O.K., back to feeling right or feeling familiar (and my point with this whole article).
If what you’re doing today is the same as yesterday, and you do it without even thinking (i.e., autopilot), do you think your autopilot behavior will help you create a different outcome/circumstance, or will it create more of the same?
It's not a trick question. 😉
Obviously, we create more of the same.
Creating new behaviors is what creates new beliefs, which create new circumstances.
But here’s the kicker…
We have to practice all of this.
I prefer the word ‘practice’ to consistency (reframe it or reword it in whatever way works for you 😉).
Let me give you a tangible business example that might help illustrate this.
There was a woman I used to know who was in the online marketing space. She was a designer, and most of her business was client work, which was fine, but she wanted to step more into coursework.
She had one successful course that she pre-sold through a Facebook group, but she never really wanted to do marketing outside of her group (many of her members were on her email list).
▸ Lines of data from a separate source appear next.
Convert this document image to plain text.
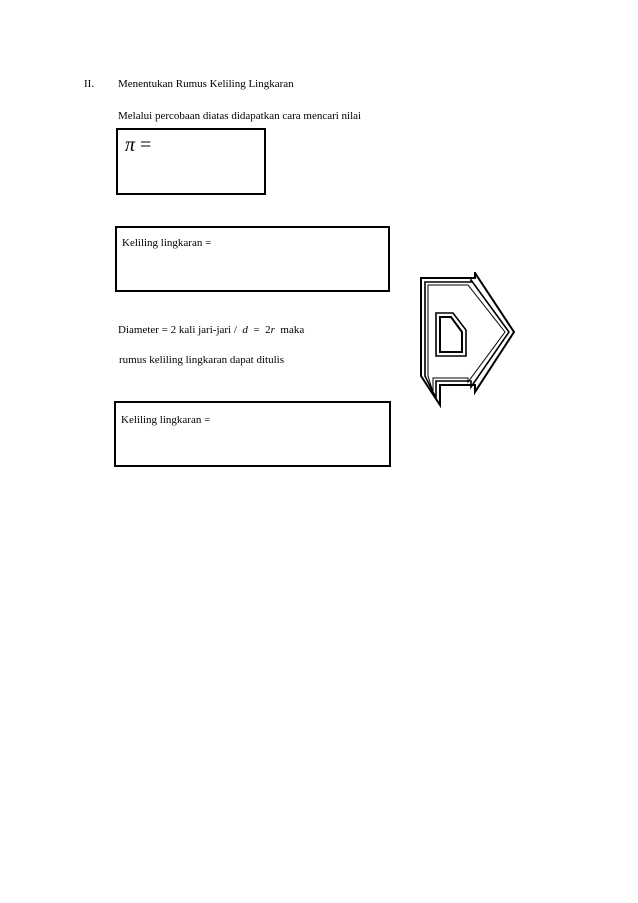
II. Menentukan Rumus Keliling Lingkaran
Melalui percobaan diatas didapatkan cara mencari nilai
π =
Keliling lingkaran =
Diameter = 2 kali jari-jari / d = 2r maka
rumus keliling lingkaran dapat ditulis
Keliling lingkaran =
So she’d hire people to write for her because “she wasn’t a writer.”
*Side note*
I probably sound like a broken record with this, but the best thing you can do for your online business is learn to write. Write content, emails, copy… all of it. You don’t have to become an expert, but the more you do practice it, the better you’ll get.
Telling herself she didn’t write because she wasn’t a writer was familiar.
That doesn’t mean it’s not right (or the truth!).
We’ve all heard the trite (but true) sayings and quotes about “growth happens outside of our comfort zone.”
Just because these sayings and beliefs are overused doesn’t make them any less accurate.
A lot of the advice and suggestions around behavioral change are based on “pulling ourselves up by the bootstraps” and “doing the work” (a phrase I’ve used plenty of times).
The challenge is that we’re trying to motivate ourselves through external ideals instead of rewiring the brain for long-lasting behavioral change.
It’s the age-old adage of “what got you here won’t get you there.”
I felt compelled to share this today because this has felt like a missing piece of the puzzle.
I’m great at taking action and “doing the work,” - but if I haven’t changed my internal beliefs, I won’t create lasting change.
In other words, I end up right back where I started (same story, different day).
There have been plenty of times where I’ve justified that something doesn’t “feel right” when, in truth, there’s a level of discomfort or so much unknown that because it doesn’t feel familiar, I tell myself it doesn’t feel right.
Keeping me in precisely the same place.
Somehow, reframing work that feels uncomfortable or unknown as “practice” removes the pressure I place on myself.
I don’t expect to become a master overnight - and deciding to “practice” doesn’t mean I’ll never get it wrong or skip practicing.
Behavioral change takes time and energy - but that doesn’t mean we wait to change the behavior before we start practicing. They’re synonymous.
And when things start to feel familiar…
Take inventory.
If things truly feel right, keep at it. You’ll know if and when it’s time to do something different, especially if you want something different.
More often than not, I find that it isn’t about changing things up entirely (i.e., you don’t need to burn the boats - although sometimes that’s necessary).
Sometimes, it’s simply going deeper.
Ask yourself, “What if I changed things up by 5%? What would that look like?”
We live in a world that places so much emphasis on what things look like:
Am I producing enough content?
Am I showing up?
When was the last time I made an offer?
Am I emailing enough?
Am I on enough platforms?
It’s exhausting.
So next time you’re thinking about learning something new, investing in something (a course/product), or starting a new project/product, ask yourself if you’re doing it because it feels familiar or because it feels right.
Familiarity is often a distraction because of our discomfort with the unknown.
I’ll leave you with one more Dr. Joe phrase:
“You can either live from a record of the past or a map of the future.”
-Dr. Joe Dispenza
100% agree Kim - if you’re doing the same thing today that you did yesterday, don’t expect a different outcome tomorrow.
Exactly what I needed to hear today.